La communauté était présente depuis 140 ans

Départ des deux dernières Sœurs grises de Sherbrooke

Les religieuses Pauline Bélanger (gauche) et Gilberte Desrosiers (droite) photographiées sur le balcon de leur logement sherbrookois.
Les religieuses Pauline Bélanger (gauche) et Gilberte Desrosiers (droite) photographiées sur le balcon de leur logement sherbrookois.   (Eliane Thibault, courtoisie, archidiocèse de Sherbrooke)
François Gloutnay | Journaliste
Journaliste
2018-05-11 15:06 || Québec Québec

«Je suis à Sherbrooke depuis 1974. Ça me coûte un peu de changer d'endroit.» Au téléphone, la voix de Pauline Bélanger vacille lorsqu'elle parle de son prochain déménagement à Saint-Hyacinthe.

«Je suis rendue là. C'est maintenant le temps pour moi d'aller dans une résidence pour personnes âgées. Je ne suis pas la seule au monde à vivre cela, vous savez», ajoute la religieuse de 84 ans qui quittera le 16 juin le logement qu'elle occupe avec sa consœur Gilberte Desrosiers, elle aussi membre des Sœurs de la charité de Saint-Hyacinthe.

«Je m'en vais avec le cœur brisé. Les gens sont tellement gentils ici», renchérit, elle aussi avec émotion, Gilberte Desrosiers, 83 ans. Éprouvant des problèmes de santé de plus en plus importants, elle se rendra à l'infirmerie de la communauté, à Saint-Hyacinthe. «Mon lit est déjà prêt. Mes sœurs ont hâte que j'arrive. Mais moi, je n'ai pas si hâte que cela», lance celle qui a œuvré quelque vingt-cinq année auprès de la Cuisine collective Le blé d'or de Sherbrooke.

Le départ des deux Sœurs grises vers la maison mère de leur congrégation marque la fin de la présence de cette communauté sur le territoire de l'archidiocèse de Sherbrooke.

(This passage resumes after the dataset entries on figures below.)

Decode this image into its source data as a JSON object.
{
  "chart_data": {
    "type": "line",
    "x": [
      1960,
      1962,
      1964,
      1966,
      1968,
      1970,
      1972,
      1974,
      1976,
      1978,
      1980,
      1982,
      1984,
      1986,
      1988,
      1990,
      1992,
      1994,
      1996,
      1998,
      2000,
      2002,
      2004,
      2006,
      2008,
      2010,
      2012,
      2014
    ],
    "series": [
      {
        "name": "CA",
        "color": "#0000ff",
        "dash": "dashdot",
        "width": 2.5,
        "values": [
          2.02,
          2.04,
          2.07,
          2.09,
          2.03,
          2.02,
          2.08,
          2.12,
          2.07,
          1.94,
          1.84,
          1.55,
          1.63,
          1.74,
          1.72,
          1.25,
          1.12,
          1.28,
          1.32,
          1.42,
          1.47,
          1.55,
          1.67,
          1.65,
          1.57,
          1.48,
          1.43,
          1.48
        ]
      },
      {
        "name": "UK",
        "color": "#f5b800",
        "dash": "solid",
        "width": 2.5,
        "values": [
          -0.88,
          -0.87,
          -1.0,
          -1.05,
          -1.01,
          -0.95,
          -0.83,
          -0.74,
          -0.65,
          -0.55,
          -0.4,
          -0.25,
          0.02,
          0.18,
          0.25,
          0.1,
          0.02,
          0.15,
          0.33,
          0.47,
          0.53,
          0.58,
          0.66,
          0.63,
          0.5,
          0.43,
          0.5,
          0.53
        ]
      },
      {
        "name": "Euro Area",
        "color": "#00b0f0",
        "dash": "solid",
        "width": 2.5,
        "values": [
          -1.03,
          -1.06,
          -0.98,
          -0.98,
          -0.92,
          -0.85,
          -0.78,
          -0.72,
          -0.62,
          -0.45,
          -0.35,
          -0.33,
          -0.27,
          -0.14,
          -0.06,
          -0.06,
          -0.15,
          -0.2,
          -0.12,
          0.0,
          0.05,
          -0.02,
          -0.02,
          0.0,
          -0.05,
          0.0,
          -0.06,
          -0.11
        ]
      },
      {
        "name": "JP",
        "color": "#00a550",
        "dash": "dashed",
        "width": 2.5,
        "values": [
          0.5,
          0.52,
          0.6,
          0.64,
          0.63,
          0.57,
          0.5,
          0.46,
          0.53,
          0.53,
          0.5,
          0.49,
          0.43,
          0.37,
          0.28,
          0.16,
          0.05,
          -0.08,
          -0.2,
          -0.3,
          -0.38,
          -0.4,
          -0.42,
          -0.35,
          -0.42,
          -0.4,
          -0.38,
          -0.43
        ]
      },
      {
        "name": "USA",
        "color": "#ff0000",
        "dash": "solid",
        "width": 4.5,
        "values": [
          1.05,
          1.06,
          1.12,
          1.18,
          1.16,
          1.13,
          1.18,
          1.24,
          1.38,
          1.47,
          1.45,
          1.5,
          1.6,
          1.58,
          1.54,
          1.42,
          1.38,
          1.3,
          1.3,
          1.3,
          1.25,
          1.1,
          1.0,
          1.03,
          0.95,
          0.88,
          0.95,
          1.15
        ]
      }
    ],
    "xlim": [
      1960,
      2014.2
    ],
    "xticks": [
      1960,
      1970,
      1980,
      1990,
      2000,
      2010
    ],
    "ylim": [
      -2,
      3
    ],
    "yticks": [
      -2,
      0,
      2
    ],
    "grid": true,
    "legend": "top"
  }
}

«Depuis que je sais que je vais quitter, j'ai revu tout ce que les sœurs avaient fait à Sherbrooke depuis 140 ans. Et ça m'a réjouie», observe sœur Bélanger qui a travaillé comme infirmière durant près d'un quart de siècle à l’Hôpital d’Youville de Sherbrooke, autrefois l'Hospice du Sacré-Cœur, une institution fondée en 1875 par les Sœurs de la charité de Saint-Hyacinthe.  Après avoir œuvré à l'Hôpital général de Flin Flon, au Manitoba, la religieuse a contribué à la création du département de réadaptation de l’Hôpital d’Youville.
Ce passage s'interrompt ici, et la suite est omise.